California Creative Learning Academy (formerly the Los Feliz Charter School for the Arts) is a public charter school located in Los Angeles, California. Founded in 2006 in the city's Los Feliz neighborhood, the school specializes in arts integration and education.

== History ==
The Los Feliz Charter School for the Arts was founded in the Los Angeles neighborhood of the same name in 2006, driven by a teaching methodology focused on the arts. In 2010, the school relocated to the Glassell Park former film studio known as the Media Center. It is considered a constructivist and multidisciplinary program.

Alongside Larchmont Charter School, the school received scrutiny from the Los Angeles Times in 2011 for an early policy that allowed parents to bypass the admissions lottery system in exchange for a significant parental volunteer commitment. Though the policy was legal, openly discussed with regulators, and eventually ended, Los Feliz Charter School for the Arts received criticism from opponents of charter schools for the practice.

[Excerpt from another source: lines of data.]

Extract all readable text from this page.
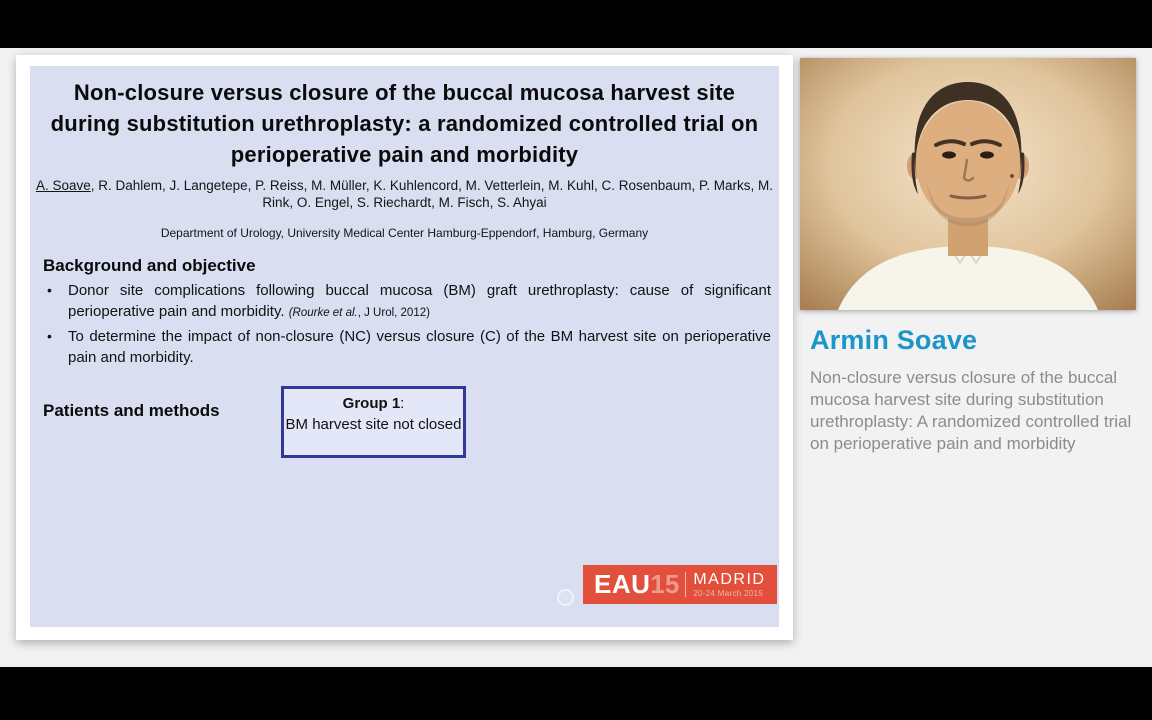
Non-closure versus closure of the buccal mucosa harvest site during substitution urethroplasty: a randomized controlled trial on perioperative pain and morbidity
A. Soave, R. Dahlem, J. Langetepe, P. Reiss, M. Müller, K. Kuhlencord, M. Vetterlein, M. Kuhl, C. Rosenbaum, P. Marks, M. Rink, O. Engel, S. Riechardt, M. Fisch, S. Ahyai
Department of Urology, University Medical Center Hamburg-Eppendorf, Hamburg, Germany
Background and objective
• Donor site complications following buccal mucosa (BM) graft urethroplasty: cause of significant perioperative pain and morbidity. (Rourke et al., J Urol, 2012)
• To determine the impact of non-closure (NC) versus closure (C) of the BM harvest site on perioperative pain and morbidity.
Patients and methods	Group 1:
BM harvest site not closed
EAU 15 MADRID
20-24 March 2015
Armin Soave

Non-closure versus closure of the buccal mucosa harvest site during substitution urethroplasty: A randomized controlled trial on perioperative pain and morbidity
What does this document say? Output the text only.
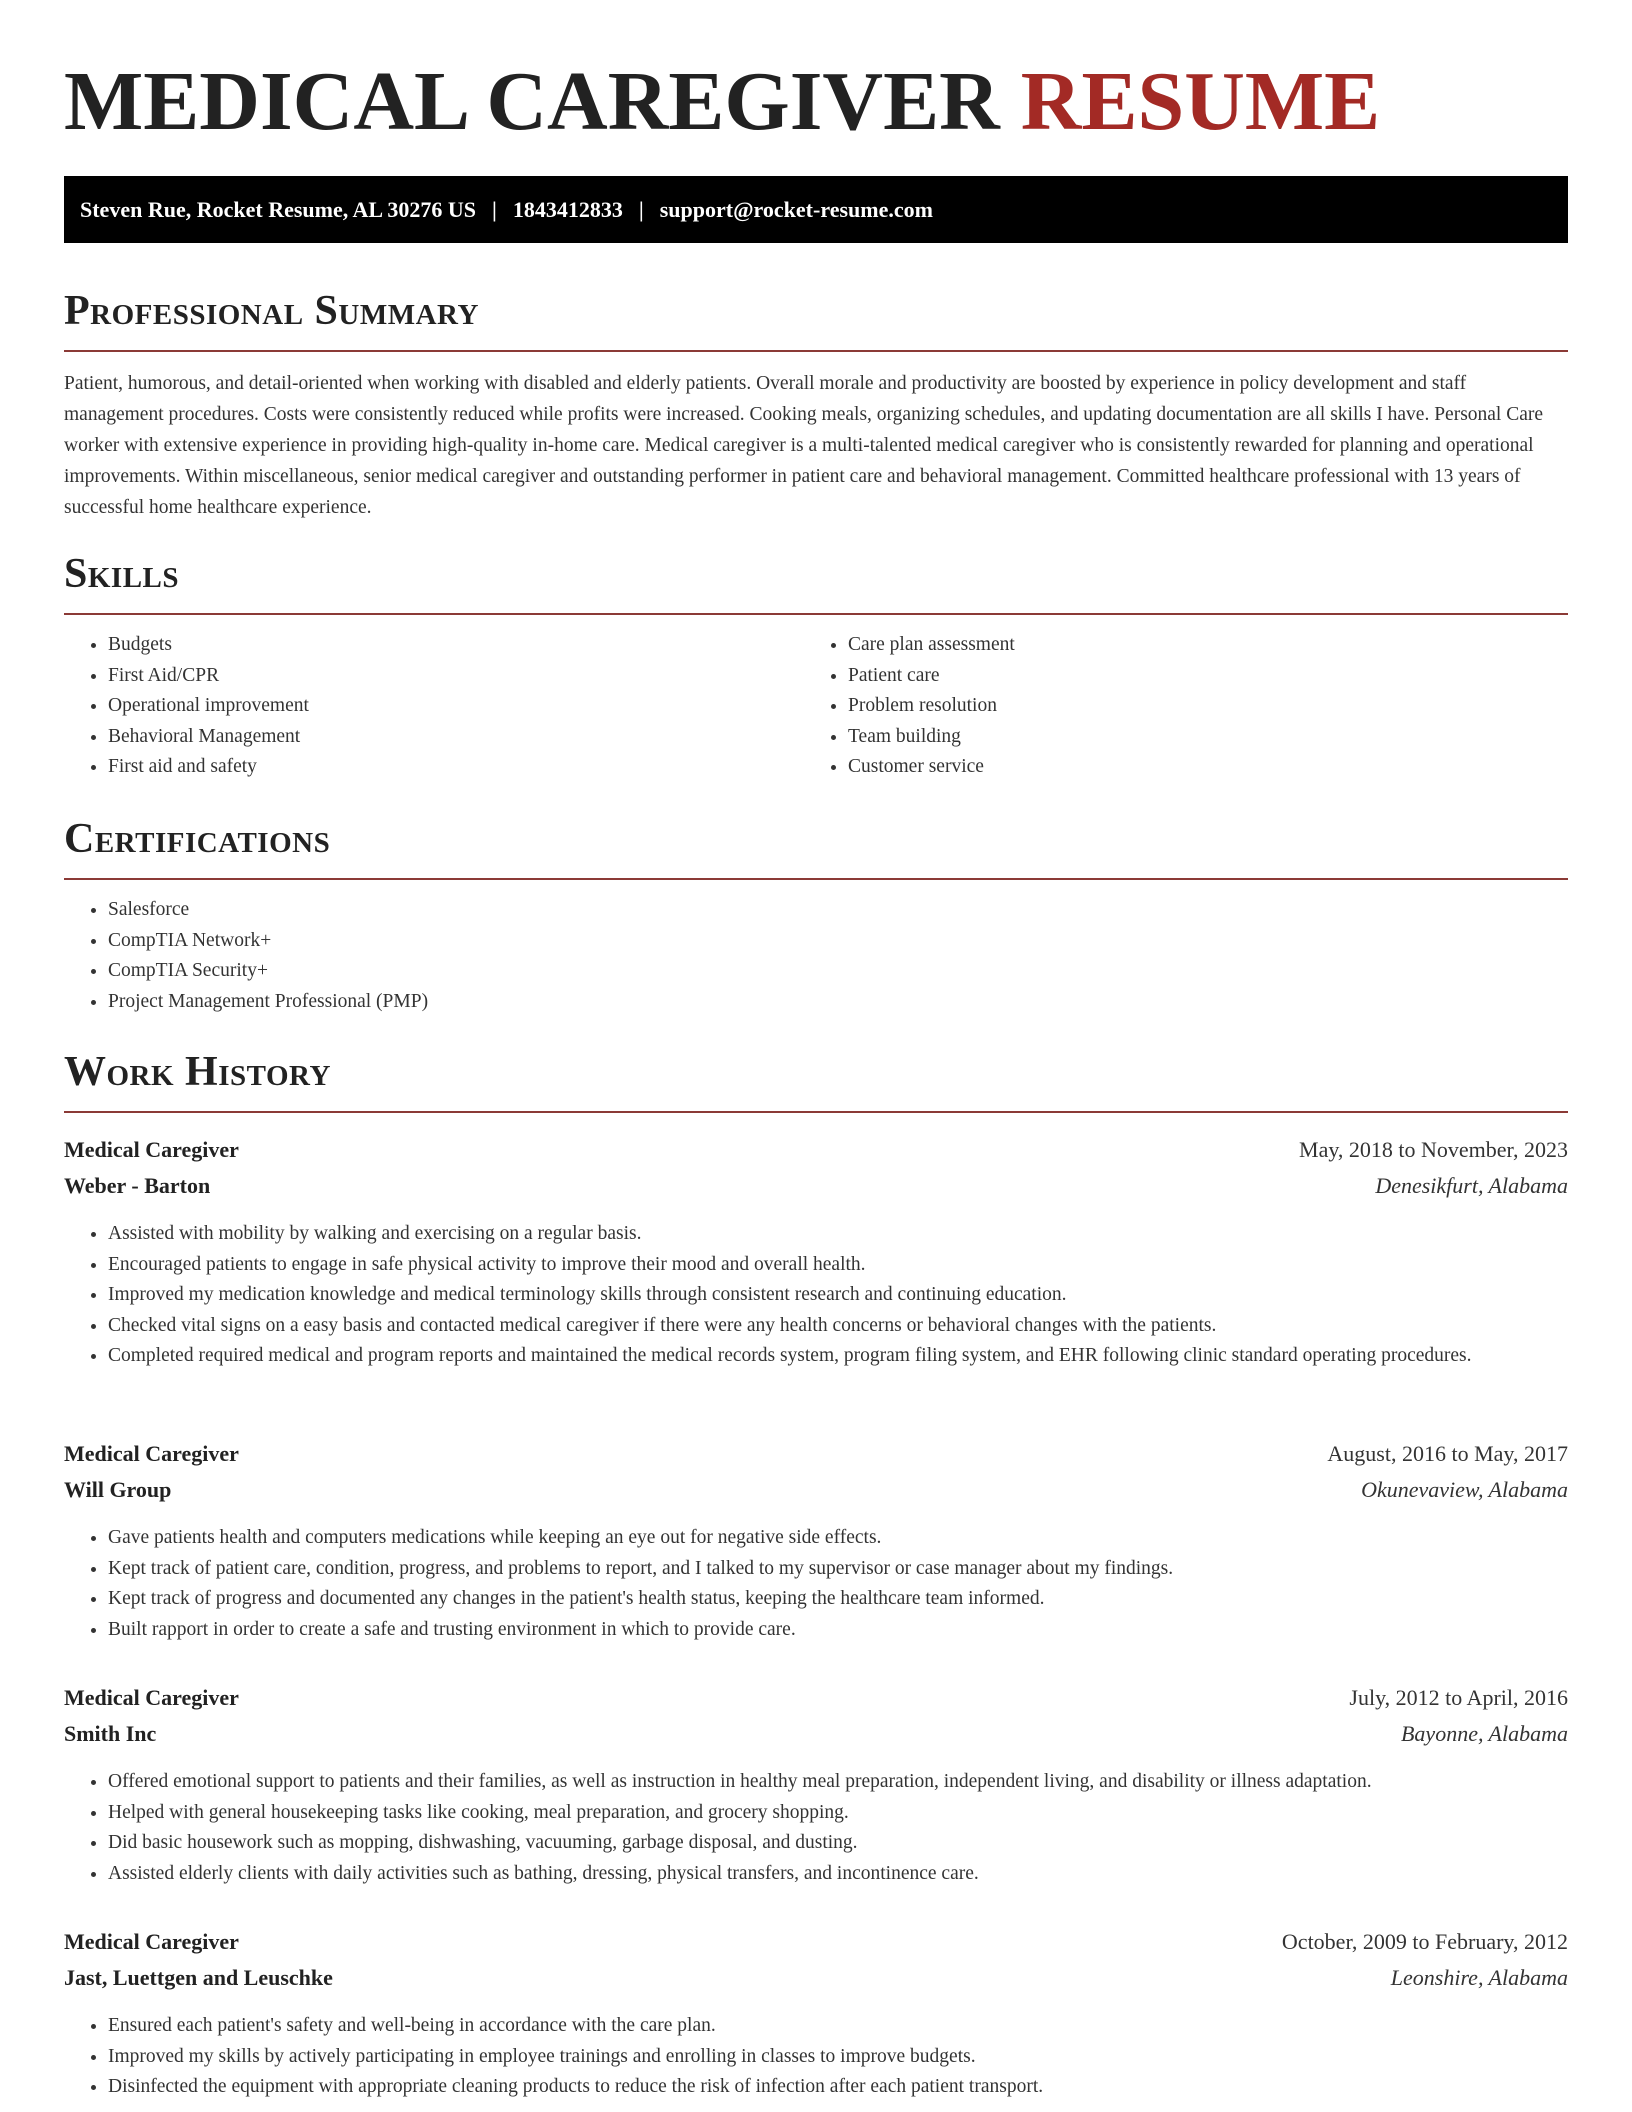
MEDICAL CAREGIVER RESUME
Steven Rue, Rocket Resume, AL 30276 US | 1843412833 | support@rocket-resume.com
Professional Summary

Patient, humorous, and detail-oriented when working with disabled and elderly patients. Overall morale and productivity are boosted by experience in policy development and staff management procedures. Costs were consistently reduced while profits were increased. Cooking meals, organizing schedules, and updating documentation are all skills I have. Personal Care worker with extensive experience in providing high-quality in-home care. Medical caregiver is a multi-talented medical caregiver who is consistently rewarded for planning and operational improvements. Within miscellaneous, senior medical caregiver and outstanding performer in patient care and behavioral management. Committed healthcare professional with 13 years of successful home healthcare experience.

Skills
• Budgets
• First Aid/CPR
• Operational improvement
• Behavioral Management
• First aid and safety
• Care plan assessment
• Patient care
• Problem resolution
• Team building
• Customer service
Certifications
• Salesforce
• CompTIA Network+
• CompTIA Security+
• Project Management Professional (PMP)
Work History
Medical Caregiver	May, 2018 to November, 2023
Weber - Barton	Denesikfurt, Alabama
• Assisted with mobility by walking and exercising on a regular basis.
• Encouraged patients to engage in safe physical activity to improve their mood and overall health.
• Improved my medication knowledge and medical terminology skills through consistent research and continuing education.
• Checked vital signs on a easy basis and contacted medical caregiver if there were any health concerns or behavioral changes with the patients.
• Completed required medical and program reports and maintained the medical records system, program filing system, and EHR following clinic standard operating procedures.
Medical Caregiver	August, 2016 to May, 2017
Will Group	Okunevaview, Alabama
• Gave patients health and computers medications while keeping an eye out for negative side effects.
• Kept track of patient care, condition, progress, and problems to report, and I talked to my supervisor or case manager about my findings.
• Kept track of progress and documented any changes in the patient's health status, keeping the healthcare team informed.
• Built rapport in order to create a safe and trusting environment in which to provide care.
Medical Caregiver	July, 2012 to April, 2016
Smith Inc	Bayonne, Alabama
• Offered emotional support to patients and their families, as well as instruction in healthy meal preparation, independent living, and disability or illness adaptation.
• Helped with general housekeeping tasks like cooking, meal preparation, and grocery shopping.
• Did basic housework such as mopping, dishwashing, vacuuming, garbage disposal, and dusting.
• Assisted elderly clients with daily activities such as bathing, dressing, physical transfers, and incontinence care.
Medical Caregiver	October, 2009 to February, 2012
Jast, Luettgen and Leuschke	Leonshire, Alabama
• Ensured each patient's safety and well-being in accordance with the care plan.
• Improved my skills by actively participating in employee trainings and enrolling in classes to improve budgets.
• Disinfected the equipment with appropriate cleaning products to reduce the risk of infection after each patient transport.
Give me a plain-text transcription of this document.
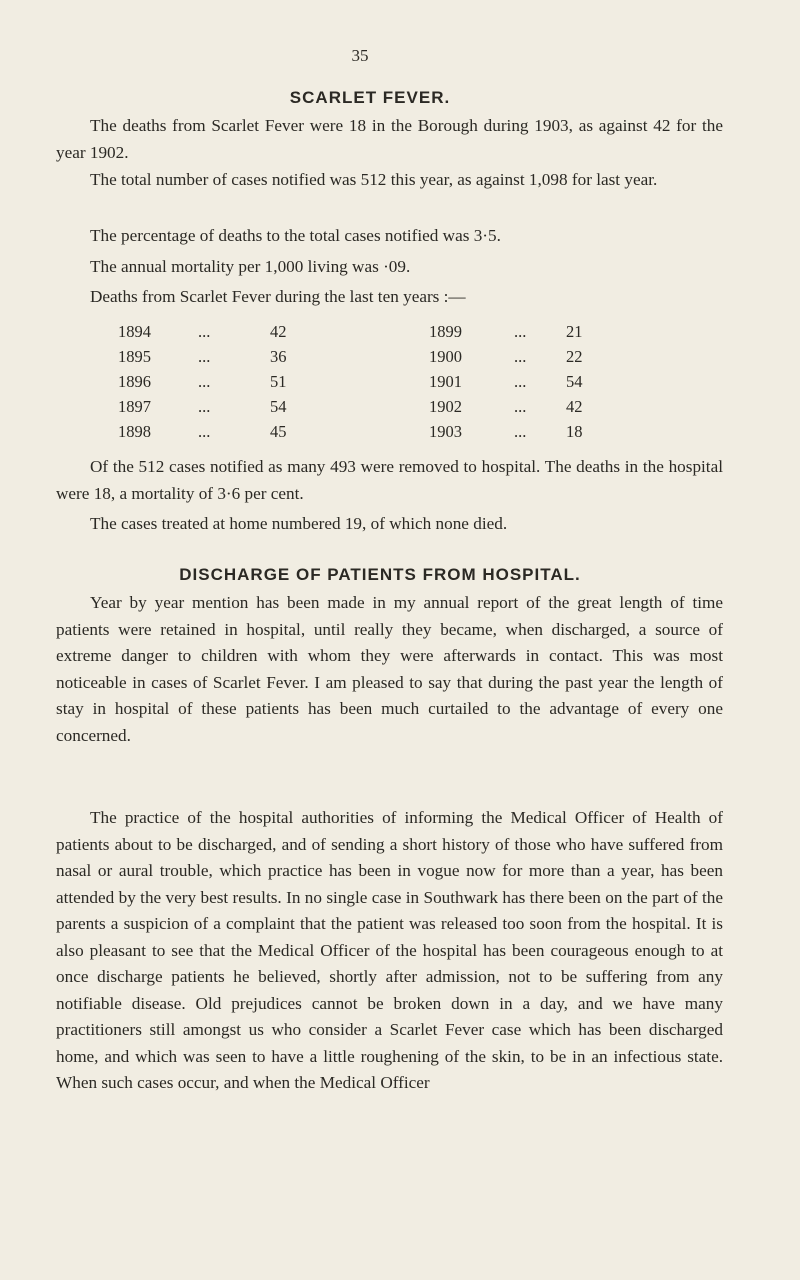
35
SCARLET FEVER.

The deaths from Scarlet Fever were 18 in the Borough during 1903, as against 42 for the year 1902.

The total number of cases notified was 512 this year, as against 1,098 for last year.

The percentage of deaths to the total cases notified was 3·5.

The annual mortality per 1,000 living was ·09.

Deaths from Scarlet Fever during the last ten years :—

1894	...	42	1899	... 21
1895	...	36	1900	... 22
1896	...	51	1901	... 54
1897	...	54	1902	... 42
1898	...	45	1903	... 18

Of the 512 cases notified as many 493 were removed to hospital. The deaths in the hospital were 18, a mortality of 3·6 per cent.

The cases treated at home numbered 19, of which none died.

DISCHARGE OF PATIENTS FROM HOSPITAL.

Year by year mention has been made in my annual report of the great length of time patients were retained in hospital, until really they became, when discharged, a source of extreme danger to children with whom they were afterwards in contact. This was most noticeable in cases of Scarlet Fever. I am pleased to say that during the past year the length of stay in hospital of these patients has been much curtailed to the advantage of every one concerned.

The practice of the hospital authorities of informing the Medical Officer of Health of patients about to be discharged, and of sending a short history of those who have suffered from nasal or aural trouble, which practice has been in vogue now for more than a year, has been attended by the very best results. In no single case in Southwark has there been on the part of the parents a suspicion of a complaint that the patient was released too soon from the hospital. It is also pleasant to see that the Medical Officer of the hospital has been courageous enough to at once discharge patients he believed, shortly after admission, not to be suffering from any notifiable disease. Old prejudices cannot be broken down in a day, and we have many practitioners still amongst us who consider a Scarlet Fever case which has been discharged home, and which was seen to have a little roughening of the skin, to be in an infectious state. When such cases occur, and when the Medical Officer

In June 2021, the school changed its name from Los Feliz Charter School for the Arts to California Creative Learning Academy (CalCreative). In March 2026, the middle school's charter was not renewed by the Los Angeles Unified School District. The school subsequently appealed to the Los Angeles County Office of Education, but the appeal was unsuccessful, resulting in the expiration of the middle school charter in June 2026.